"The scope extends beyond North America and the Atlantic world, and encompasses ancient times through the 20th century. The set is thematically organized according to antislavery and its emergence as an organized movement; the immediate precipitants of abolition and the processes of its passage; and the enactment of emancipation and its consequences. Arranged alphabetically, entries contain boldface cross-references, followed by a short further reading list that includes print and electronic resources. Navigation is enhanced through see references. Volume 1's strong chronology includes international and related events dating from 1441 through 2005. Especially useful are the introduction, which provides an overview of the history of antislavery, abolitionism, and emancipation; Guide to Related Topics; selected bibliography; inclusion of forces and people who opposed abolition; and presentation of abolition and emancipation as separate processes. Recommended. Lower-level undergraduates and above; general readers."
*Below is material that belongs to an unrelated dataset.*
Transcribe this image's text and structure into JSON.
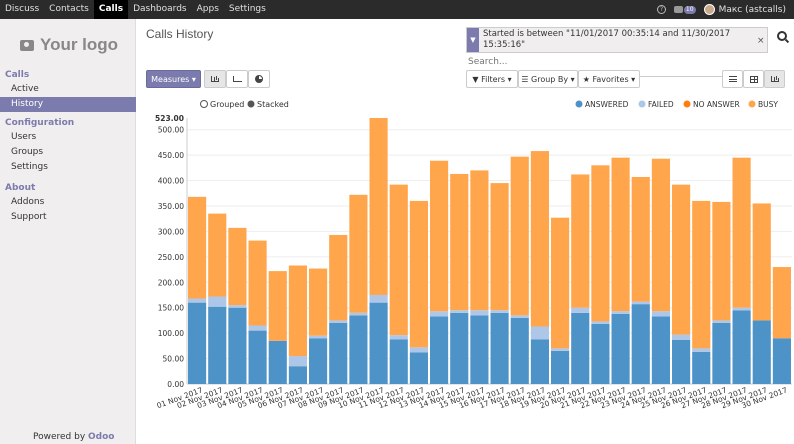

"Both of these two entries in Greenwoods Milestones in African American History series offer a solid foothold for high school or college students beginning research on slave resistance or abolition. They cover people, places, philosophies, and popular culture and share many common features: readable, signed A-to-Z entries with short source lists; general bibliographies; chronologies; black-and-white illustrations; and subject indexes. With 400 cross-referenced entries, Antislavery provides a global look at efforts to combat slavery....Recommended for high school, college, and large public libraries. (Reviewed in conjunction with Encyclopedia of Slave Resistance and Rebellion, Rodrigues, Greenwood Press)"
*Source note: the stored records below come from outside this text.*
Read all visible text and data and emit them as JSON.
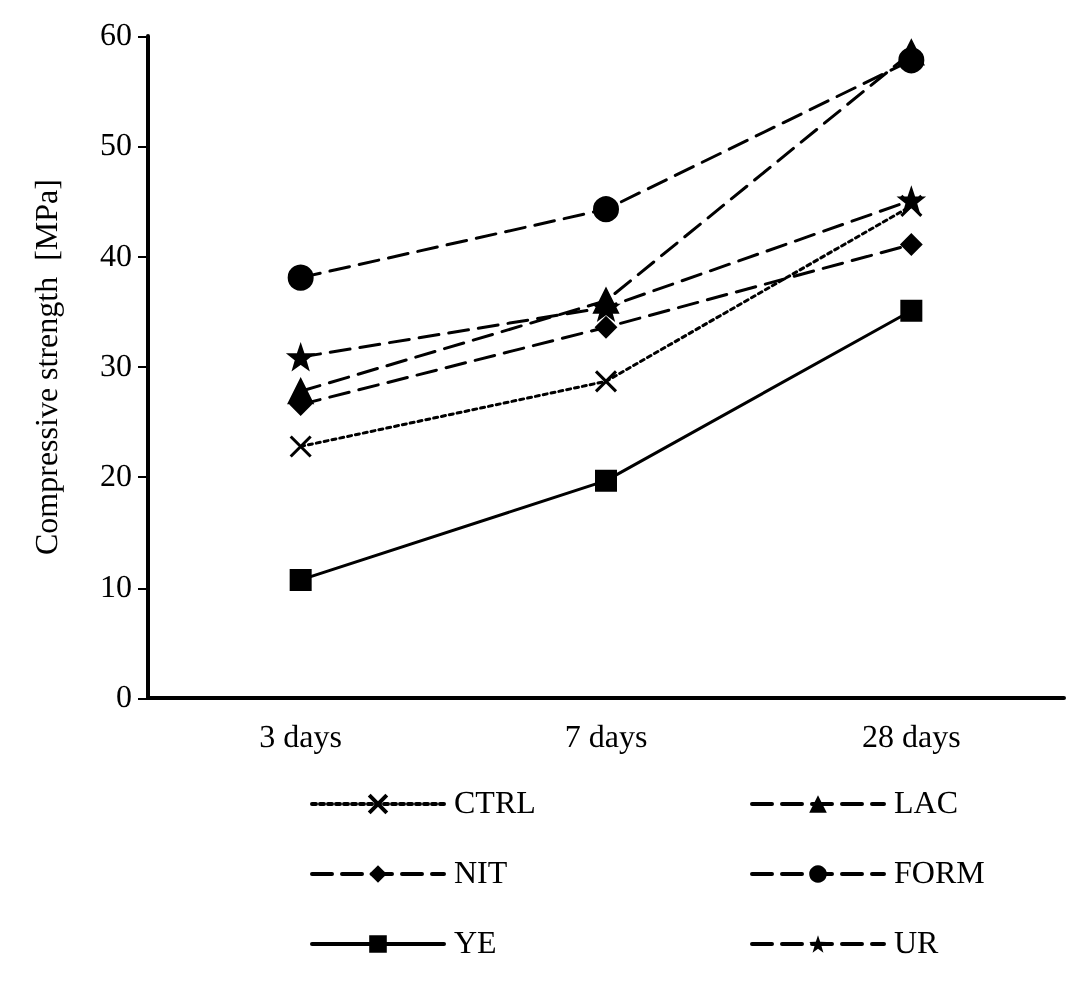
{
  "chart_data": {
    "type": "line",
    "ylabel": "Compressive strength  [MPa]",
    "categories": [
      "3 days",
      "7 days",
      "28 days"
    ],
    "ylim": [
      0,
      60
    ],
    "yticks": [
      0,
      10,
      20,
      30,
      40,
      50,
      60
    ],
    "grid": false,
    "legend": "bottom",
    "series": [
      {
        "name": "CTRL",
        "color": "#000000",
        "marker": "cross",
        "line_style": "dotted",
        "values": [
          22.8,
          28.7,
          44.6
        ]
      },
      {
        "name": "LAC",
        "color": "#000000",
        "marker": "triangle",
        "line_style": "dashed",
        "values": [
          27.8,
          36.0,
          58.5
        ]
      },
      {
        "name": "NIT",
        "color": "#000000",
        "marker": "diamond",
        "line_style": "dashed",
        "values": [
          26.6,
          33.6,
          41.1
        ]
      },
      {
        "name": "FORM",
        "color": "#000000",
        "marker": "circle",
        "line_style": "dashed",
        "values": [
          38.1,
          44.3,
          57.8
        ]
      },
      {
        "name": "YE",
        "color": "#000000",
        "marker": "square",
        "line_style": "solid",
        "values": [
          10.7,
          19.7,
          35.1
        ]
      },
      {
        "name": "UR",
        "color": "#000000",
        "marker": "star",
        "line_style": "dashed",
        "values": [
          30.9,
          35.4,
          45.1
        ]
      }
    ]
  }
}
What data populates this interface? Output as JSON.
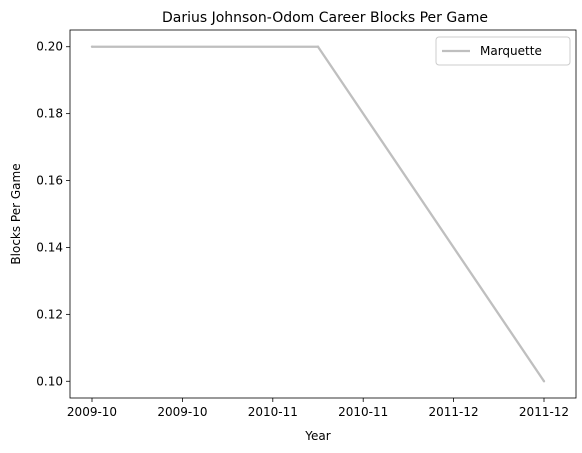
{
  "chart_data": {
    "type": "line",
    "title": "Darius Johnson-Odom Career Blocks Per Game",
    "xlabel": "Year",
    "ylabel": "Blocks Per Game",
    "x_tick_labels": [
      "2009-10",
      "2009-10",
      "2010-11",
      "2010-11",
      "2011-12",
      "2011-12"
    ],
    "y_ticks": [
      "0.10",
      "0.12",
      "0.14",
      "0.16",
      "0.18",
      "0.20"
    ],
    "x": [
      "2009-10",
      "2010-11",
      "2011-12"
    ],
    "series": [
      {
        "name": "Marquette",
        "values": [
          0.2,
          0.2,
          0.1
        ],
        "color": "#bfbfbf"
      }
    ],
    "ylim": [
      0.095,
      0.205
    ],
    "grid": false,
    "legend_position": "top-right"
  }
}
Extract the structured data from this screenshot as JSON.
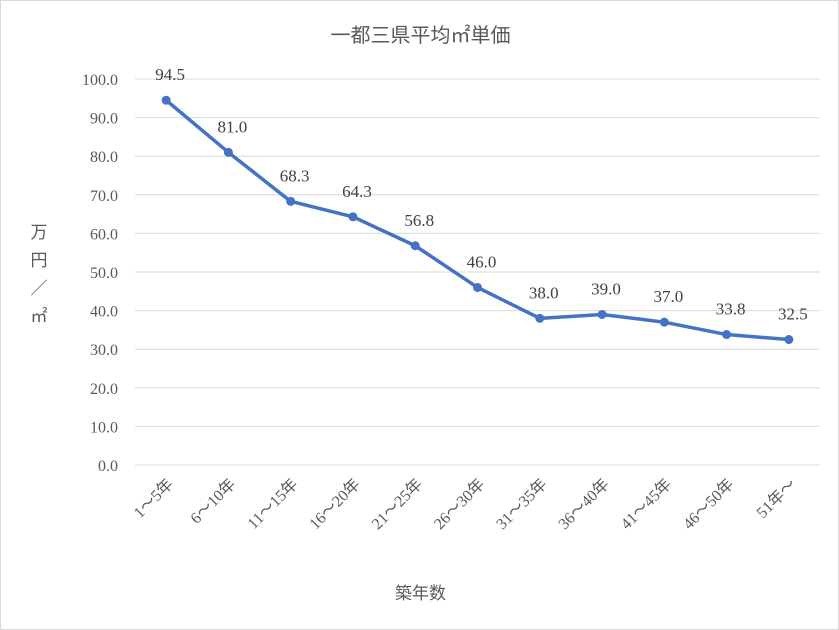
{
  "chart_data": {
    "type": "line",
    "title": "一都三県平均㎡単価",
    "xlabel": "築年数",
    "ylabel": "万円／㎡",
    "categories": [
      "1～5年",
      "6～10年",
      "11～15年",
      "16～20年",
      "21～25年",
      "26～30年",
      "31～35年",
      "36～40年",
      "41～45年",
      "46～50年",
      "51年～"
    ],
    "series": [
      {
        "values": [
          94.5,
          81.0,
          68.3,
          64.3,
          56.8,
          46.0,
          38.0,
          39.0,
          37.0,
          33.8,
          32.5
        ]
      }
    ],
    "ylim": [
      0,
      100
    ],
    "yticks": [
      "0.0",
      "10.0",
      "20.0",
      "30.0",
      "40.0",
      "50.0",
      "60.0",
      "70.0",
      "80.0",
      "90.0",
      "100.0"
    ],
    "data_labels": [
      "94.5",
      "81.0",
      "68.3",
      "64.3",
      "56.8",
      "46.0",
      "38.0",
      "39.0",
      "37.0",
      "33.8",
      "32.5"
    ],
    "grid": true,
    "legend": "none",
    "line_color": "#4472c4"
  }
}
"[T]his set covers the ideology and activism of the various international movements that resisted and ultimately led to the repeal of slavery. Though the focus is mainly on the Atlantic World in the 1700s and 1800s, entries trace the changing fortunes of slavery worldwide, from early beliefs in the necessity, righteousness, and divine approval of the peculiar institution to the later beliefs in the mid-nineteenth century that slavery was evidence of moral decay in a society and little short of evil incarnate. Overall, the encyclopedia outlines and explains the various antislavery movements-their origins, structures, accomplishments, seminal figures, and historic import. The consequences of manumission are covered in great detail as well, with reverberations that often reach to the present day....The entries are succinct and informative and full of cross-references and suggestions for further reading. . . . [T]his is a fine resource for users ranging from undergraduates to general readers."
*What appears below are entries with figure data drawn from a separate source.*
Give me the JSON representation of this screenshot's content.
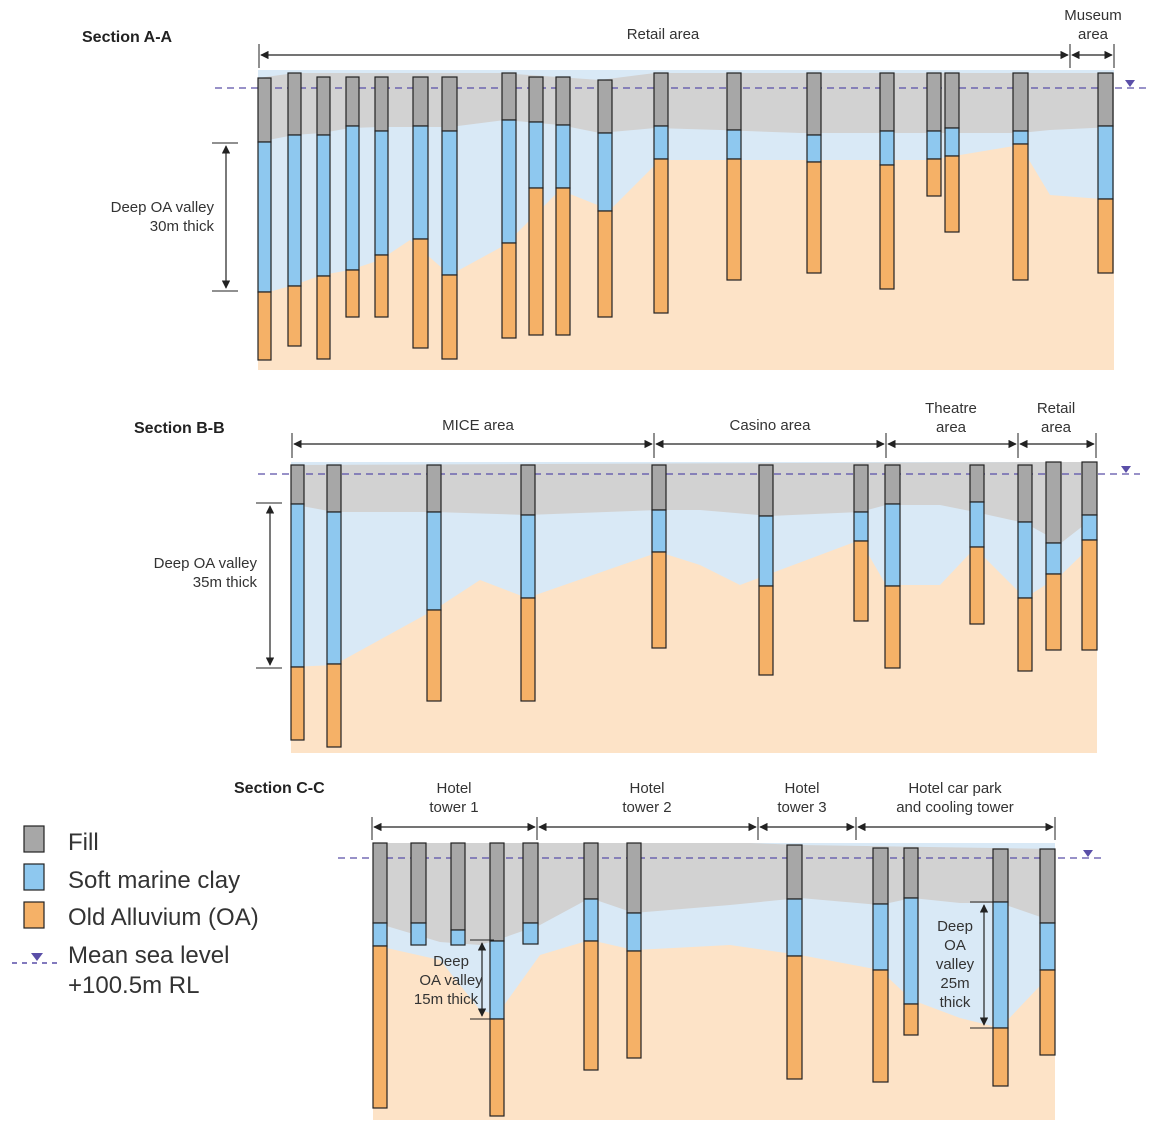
{
  "colors": {
    "fill": "#a7a7a7",
    "soft_clay": "#8ec8ef",
    "old_alluvium": "#f5b167",
    "band_fill": "#d2d2d2",
    "band_clay": "#d9e9f6",
    "band_oa": "#fde3c7",
    "sea_level": "#5a4fa8"
  },
  "legend": {
    "fill": "Fill",
    "soft_clay": "Soft marine clay",
    "old_alluvium": "Old Alluvium (OA)",
    "sea_level_1": "Mean sea level",
    "sea_level_2": "+100.5m RL"
  },
  "sections": [
    {
      "title": "Section A-A",
      "areas": [
        {
          "lines": [
            "Retail area"
          ]
        },
        {
          "lines": [
            "Museum",
            "area"
          ]
        }
      ],
      "note": [
        "Deep OA valley",
        "30m thick"
      ]
    },
    {
      "title": "Section B-B",
      "areas": [
        {
          "lines": [
            "MICE area"
          ]
        },
        {
          "lines": [
            "Casino area"
          ]
        },
        {
          "lines": [
            "Theatre",
            "area"
          ]
        },
        {
          "lines": [
            "Retail",
            "area"
          ]
        }
      ],
      "note": [
        "Deep OA valley",
        "35m thick"
      ]
    },
    {
      "title": "Section C-C",
      "areas": [
        {
          "lines": [
            "Hotel",
            "tower 1"
          ]
        },
        {
          "lines": [
            "Hotel",
            "tower 2"
          ]
        },
        {
          "lines": [
            "Hotel",
            "tower 3"
          ]
        },
        {
          "lines": [
            "Hotel car park",
            "and cooling tower"
          ]
        }
      ],
      "notes": [
        [
          "Deep",
          "OA valley",
          "15m thick"
        ],
        [
          "Deep",
          "OA",
          "valley",
          "25m",
          "thick"
        ]
      ]
    }
  ]
}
"This two-volume encyclopedia contains approximately 300 entries on topics in antislavery, abolition, and emancipation, with an objective of detailing the topics in an accessible manner and showing the broad range of forms these forces followed in history. It has three thematic concerns: illustrating the various forms of antislavery and its emergence as an organized movement, showing the causes of abolition and its passage, and describing the process of emancipation and its consequences. Slavery is discussed in many societies and time periods, including the twentieth century, with a focus on the Atlantic world. Following a historical introduction, the entries detail specific countries, important figures and leaders, economic issues, ideology and philosophy, literature, music, the law, organizations and societies, politics, rebellions, religion, slave trade, social and cultural issues, war, and women. Emancipation and abolition are treated separately."